The required documents to be prepared within a merger transaction are particularly stated under Article 144 of the TCC. However, in case of a simplified merger, the transferee and predecessor companies are held exempted from submitting some of the required documents. These exemptions shall differ due to whether the transferee company holds (i) all the acquired company’s shares or (ii) at least 90% of the acquired company’s shares which grant voting right.
Transfer of All Shares
Article 156(1) of the TCC regulates the situation where the transferee company has to hold all of the acquired company’s shares which grant voting right. As per the said article, a merger agreement is valid if it includes the records which are stated under Article 146 (a) and (f) to (i) of the TCC, that regulate the content of a merger agreement.
In the light of the above stated legislation, a merger agreement will be valid if it contains;
- the commercial names,
- the legal types, and
- the headquarters of the merging companies;
- in case of merger through establishment of a new company,
- the legal type,
- commercial name and
- headquarter of the new company;
- if required, the separation funds in accordance with Article 141,
- the date on which the acts and actions of the transferred company will be deemed to have been performed on account of the transferee company;
- special benefit granted to management boards and managing partners;
- if necessary, the names of shareholders with unlimited liability.

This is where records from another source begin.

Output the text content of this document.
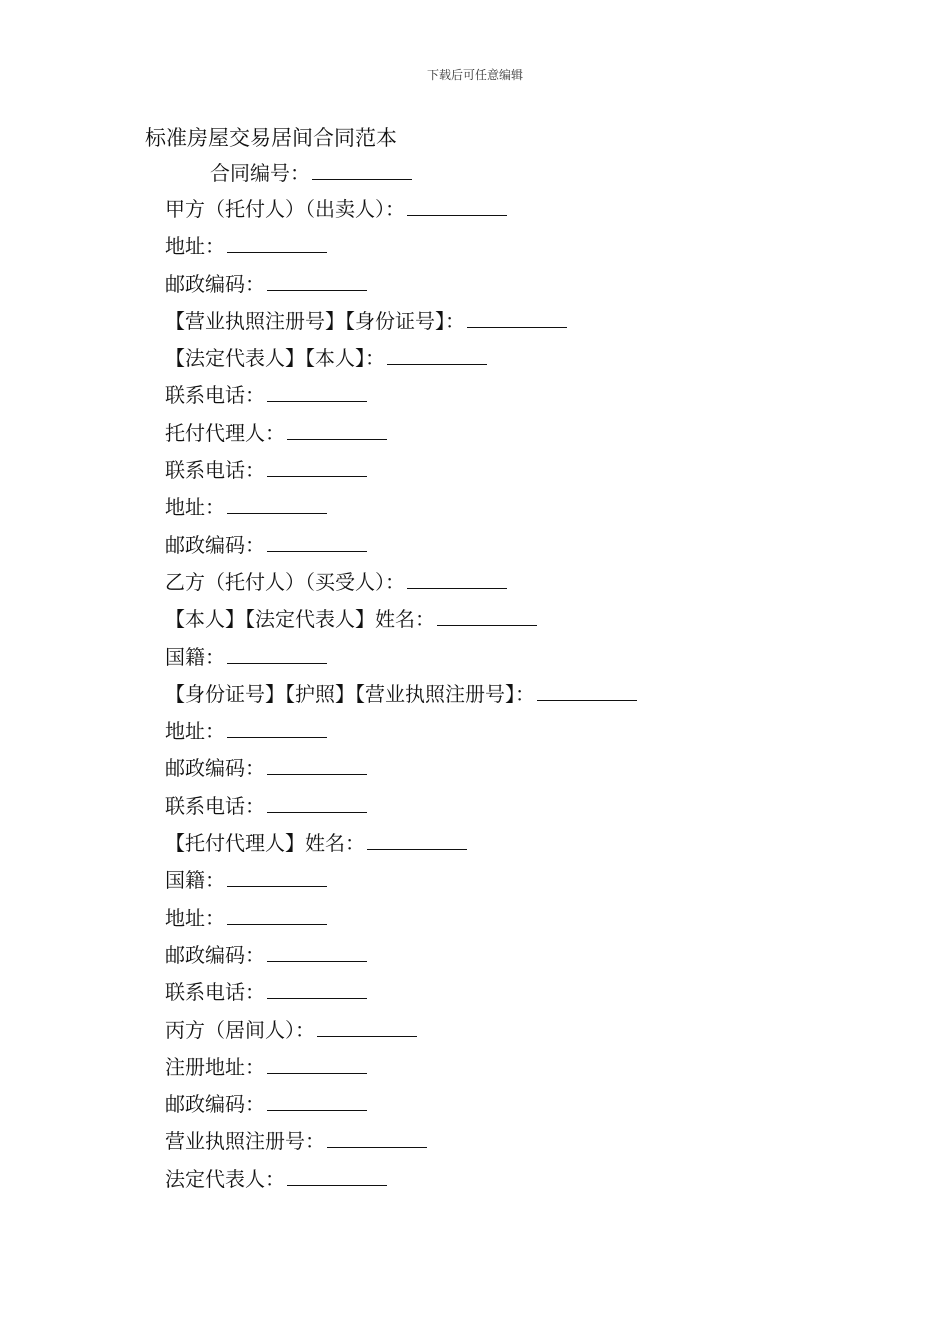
下载后可任意编辑
标准房屋交易居间合同范本
合同编号：
甲方（托付人）（出卖人）：
地址：
邮政编码：
【营业执照注册号】【身份证号】：
【法定代表人】【本人】：
联系电话：
托付代理人：
联系电话：
地址：
邮政编码：
乙方（托付人）（买受人）：
【本人】【法定代表人】姓名：
国籍：
【身份证号】【护照】【营业执照注册号】：
地址：
邮政编码：
联系电话：
【托付代理人】姓名：
国籍：
地址：
邮政编码：
联系电话：
丙方（居间人）：
注册地址：
邮政编码：
营业执照注册号：
法定代表人：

The facilitation provided for these companies is:
- exemption from the obligation to prepare a merger report or
- exemption from the obligation to provide a right to audit to the other shareholders and
- exemption from the obligation to obtain the approval of the general assembly for the merger agreement.
Transfer of at least 90% of the Shares
Such transfers are subject to Article 156(2) of the TCC. In such case, the merger agreement shall include the records which are stated under Articles 147/21 (a), (b) and (f) to (i) of the TCC. In other words, in addition to the subjects listed in Article 146 of the TCC; the merger agreement should also contain;
- the share exchange ratio;
- the amount of consideration payment, if stipulated;
- explanations of the transferred company’s shareholders with regard to their shares and rights in the transferee company.
Furthermore, merging companies have neither the obligation of preparing a merger report, nor the need to obtain the general assembly approval for the merger agreement; however, in this case, these merging companies are still obliged to provide the right to audit to the minority shareholders.
Simplified merger which has been brought by the TCC grant important facilities to companies, since;
In case of full transfer of the voting rights, the procedure only requires some “cosmetic” content and
In case of transfer of at least 90% of the voting rights, the procedure may be completed within a very short period of time.
As a result of the above described facilities, simplified merger process had become preferable especially for group companies. The ordinary merger process results in unnecessary delays and high costs, whereas simplified merger process is more accelerate and more cost-efficient for group companies.
The TCC refers to Article 147/2, however the correct reference should be Article 146/2 of the TCC. In fact, in the Swiss Merger Act, this reference is correctly made to the content of merger agreement and not to merger report.
The information given in this note are aimed only at providing information, and does not serve as a legal opinion under any circumstances.